As MIBS technology and technique continue to evolve, future studies will help clarify whether single-screw or two-screw constructs are preferable and which patients are best suited for each approach. Future studies should consider the comparison of single compression, non-compression, and uniform diameter multizone screw fixation on MIBS outcomes, and better understand the role of the uniform diameter multizone screw. Further work is also needed to define whether age, bone density, or comorbidity thresholds can help optimize outcomes. Additional studies should examine postoperative protocols and their relationship to function and recovery.

Technical pearls emphasized by this case include:

  • Anatomic landmarks for incision placement that aid in initial guidewire alignment. 
  • Guidewire placement aimed to engage the lateral cortex at approximately 50% of the shaft (the 50% rule) to maximize CPZ engagement and reduce inadvertent cortical contact. 
  • Use of a temporary second guidewire provided rotational control during screw insertion. 

FIGURES

Figure 1. Pre-operative radiographs, anterior-posterior (AP) and lateral views of the right foot with hallux valgus deformity and 14.9° of intermetatarsal angle (IMA).

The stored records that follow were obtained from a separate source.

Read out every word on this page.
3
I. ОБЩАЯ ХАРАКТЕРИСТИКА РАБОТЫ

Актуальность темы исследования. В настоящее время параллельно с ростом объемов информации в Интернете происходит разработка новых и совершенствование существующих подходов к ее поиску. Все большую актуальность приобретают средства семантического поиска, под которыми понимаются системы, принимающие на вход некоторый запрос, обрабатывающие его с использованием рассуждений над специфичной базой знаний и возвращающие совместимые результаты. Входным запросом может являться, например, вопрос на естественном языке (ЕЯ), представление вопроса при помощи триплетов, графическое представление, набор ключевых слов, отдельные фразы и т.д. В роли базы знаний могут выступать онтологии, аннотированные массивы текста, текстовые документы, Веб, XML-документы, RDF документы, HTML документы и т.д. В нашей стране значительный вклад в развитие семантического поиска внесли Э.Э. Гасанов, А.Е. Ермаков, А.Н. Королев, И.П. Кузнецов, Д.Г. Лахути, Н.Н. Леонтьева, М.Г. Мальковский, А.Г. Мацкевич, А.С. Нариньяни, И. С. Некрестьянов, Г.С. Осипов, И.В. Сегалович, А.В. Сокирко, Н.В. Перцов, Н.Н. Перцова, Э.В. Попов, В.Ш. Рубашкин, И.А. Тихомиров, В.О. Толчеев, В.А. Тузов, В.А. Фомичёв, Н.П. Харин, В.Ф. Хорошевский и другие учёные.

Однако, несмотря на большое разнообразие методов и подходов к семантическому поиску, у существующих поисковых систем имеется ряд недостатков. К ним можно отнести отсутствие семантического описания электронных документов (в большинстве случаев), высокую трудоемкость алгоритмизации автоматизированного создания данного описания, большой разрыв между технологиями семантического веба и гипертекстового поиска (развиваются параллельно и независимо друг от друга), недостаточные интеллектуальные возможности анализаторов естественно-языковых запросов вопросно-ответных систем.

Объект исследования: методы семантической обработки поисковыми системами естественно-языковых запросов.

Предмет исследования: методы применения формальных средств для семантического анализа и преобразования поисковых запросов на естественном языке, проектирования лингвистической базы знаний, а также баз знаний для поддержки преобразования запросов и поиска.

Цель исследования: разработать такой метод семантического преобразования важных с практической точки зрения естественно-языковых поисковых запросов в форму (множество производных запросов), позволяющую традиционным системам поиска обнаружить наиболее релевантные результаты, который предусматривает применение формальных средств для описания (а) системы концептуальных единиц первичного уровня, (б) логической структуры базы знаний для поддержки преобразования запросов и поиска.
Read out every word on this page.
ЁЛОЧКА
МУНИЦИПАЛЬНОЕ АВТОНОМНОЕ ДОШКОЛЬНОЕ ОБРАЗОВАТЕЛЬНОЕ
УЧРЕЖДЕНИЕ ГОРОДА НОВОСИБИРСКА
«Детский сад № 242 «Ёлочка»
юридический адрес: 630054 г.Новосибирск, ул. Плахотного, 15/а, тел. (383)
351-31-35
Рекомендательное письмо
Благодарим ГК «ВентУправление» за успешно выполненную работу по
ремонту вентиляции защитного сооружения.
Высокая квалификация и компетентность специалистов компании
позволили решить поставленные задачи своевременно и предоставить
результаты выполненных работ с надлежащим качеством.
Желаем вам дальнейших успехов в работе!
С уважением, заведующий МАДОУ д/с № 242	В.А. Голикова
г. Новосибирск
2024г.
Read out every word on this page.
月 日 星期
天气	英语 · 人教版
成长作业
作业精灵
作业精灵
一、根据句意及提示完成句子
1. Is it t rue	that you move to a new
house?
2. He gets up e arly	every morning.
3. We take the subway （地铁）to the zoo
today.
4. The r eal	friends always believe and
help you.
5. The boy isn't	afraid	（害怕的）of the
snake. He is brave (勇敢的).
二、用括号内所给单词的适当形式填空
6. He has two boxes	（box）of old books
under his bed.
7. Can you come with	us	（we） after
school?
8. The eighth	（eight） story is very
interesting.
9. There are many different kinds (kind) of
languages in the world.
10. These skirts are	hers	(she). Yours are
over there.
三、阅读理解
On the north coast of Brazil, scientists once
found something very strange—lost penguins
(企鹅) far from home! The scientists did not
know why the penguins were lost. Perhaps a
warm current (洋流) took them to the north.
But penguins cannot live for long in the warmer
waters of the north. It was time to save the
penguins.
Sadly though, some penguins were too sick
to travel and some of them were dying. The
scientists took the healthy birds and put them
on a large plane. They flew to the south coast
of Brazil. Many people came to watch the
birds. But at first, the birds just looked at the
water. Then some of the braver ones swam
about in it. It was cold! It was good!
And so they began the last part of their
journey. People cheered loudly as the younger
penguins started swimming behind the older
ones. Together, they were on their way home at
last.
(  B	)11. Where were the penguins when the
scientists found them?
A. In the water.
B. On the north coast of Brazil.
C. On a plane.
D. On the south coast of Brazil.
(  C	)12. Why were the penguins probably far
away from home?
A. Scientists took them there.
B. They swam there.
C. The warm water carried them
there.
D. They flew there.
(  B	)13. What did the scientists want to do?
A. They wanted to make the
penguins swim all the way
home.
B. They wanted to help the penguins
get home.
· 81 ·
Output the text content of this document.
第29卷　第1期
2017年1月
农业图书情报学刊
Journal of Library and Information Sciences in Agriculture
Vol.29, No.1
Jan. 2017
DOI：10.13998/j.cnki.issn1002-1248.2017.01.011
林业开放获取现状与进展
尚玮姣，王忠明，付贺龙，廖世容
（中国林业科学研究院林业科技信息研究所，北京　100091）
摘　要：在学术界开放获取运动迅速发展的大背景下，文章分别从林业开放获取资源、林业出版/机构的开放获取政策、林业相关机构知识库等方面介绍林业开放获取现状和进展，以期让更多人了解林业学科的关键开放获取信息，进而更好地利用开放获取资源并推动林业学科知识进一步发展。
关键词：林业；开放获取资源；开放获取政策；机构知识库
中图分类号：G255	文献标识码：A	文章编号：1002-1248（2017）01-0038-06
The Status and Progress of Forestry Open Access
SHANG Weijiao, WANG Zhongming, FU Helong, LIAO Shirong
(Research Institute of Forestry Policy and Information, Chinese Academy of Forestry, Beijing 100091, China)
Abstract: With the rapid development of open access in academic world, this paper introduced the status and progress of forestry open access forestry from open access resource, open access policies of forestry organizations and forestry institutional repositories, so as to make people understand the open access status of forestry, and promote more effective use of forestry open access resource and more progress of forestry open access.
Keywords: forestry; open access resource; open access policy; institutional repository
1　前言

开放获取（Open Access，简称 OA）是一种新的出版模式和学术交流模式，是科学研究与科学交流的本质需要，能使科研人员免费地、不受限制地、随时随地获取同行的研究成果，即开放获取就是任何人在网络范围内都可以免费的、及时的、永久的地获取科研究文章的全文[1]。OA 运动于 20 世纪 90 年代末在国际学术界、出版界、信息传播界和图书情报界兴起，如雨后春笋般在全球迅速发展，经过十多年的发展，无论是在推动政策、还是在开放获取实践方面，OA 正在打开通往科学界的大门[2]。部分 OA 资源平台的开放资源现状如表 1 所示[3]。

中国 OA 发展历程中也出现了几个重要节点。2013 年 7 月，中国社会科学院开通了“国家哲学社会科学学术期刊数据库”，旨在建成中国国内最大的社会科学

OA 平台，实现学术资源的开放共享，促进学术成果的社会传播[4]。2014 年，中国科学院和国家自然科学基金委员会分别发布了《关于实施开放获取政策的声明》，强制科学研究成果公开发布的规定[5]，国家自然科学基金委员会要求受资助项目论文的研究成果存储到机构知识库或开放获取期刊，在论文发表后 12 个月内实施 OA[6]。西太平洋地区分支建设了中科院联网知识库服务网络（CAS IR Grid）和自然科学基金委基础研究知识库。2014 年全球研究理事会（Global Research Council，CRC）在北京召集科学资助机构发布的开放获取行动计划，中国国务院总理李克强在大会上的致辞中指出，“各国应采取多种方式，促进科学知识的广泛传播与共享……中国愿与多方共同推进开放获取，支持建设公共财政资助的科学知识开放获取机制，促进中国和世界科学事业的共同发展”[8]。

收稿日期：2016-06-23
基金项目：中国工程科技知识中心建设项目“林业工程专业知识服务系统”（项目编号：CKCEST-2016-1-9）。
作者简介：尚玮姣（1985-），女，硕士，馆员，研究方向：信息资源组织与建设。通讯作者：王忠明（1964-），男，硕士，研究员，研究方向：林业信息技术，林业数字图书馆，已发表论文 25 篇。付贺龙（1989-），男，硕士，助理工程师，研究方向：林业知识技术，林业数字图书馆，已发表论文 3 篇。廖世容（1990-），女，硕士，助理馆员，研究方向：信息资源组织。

Figure 2. Location for initial guidewire placement using anatomic landmarks on the skin between the medial plantar vein and medial marginal vein, proximal to their junction at the location of the tarsometatarsal joint (Red Box).

(a)

(b)

(c)

(d)

Figure 3. Post-operative AP radiographs at 12 days (IMA 4.4°) (a), 5 weeks (stable fixation) (b), 3 months (lateral bone callus development) (c), and 6 months (complete osseous bridging) (IMA 4.6°) (d) of the right foot following single uniform diameter multizone screw fixation for MIBS, callus formation developing at 3 months, and complete osseous union achieved at 6 months.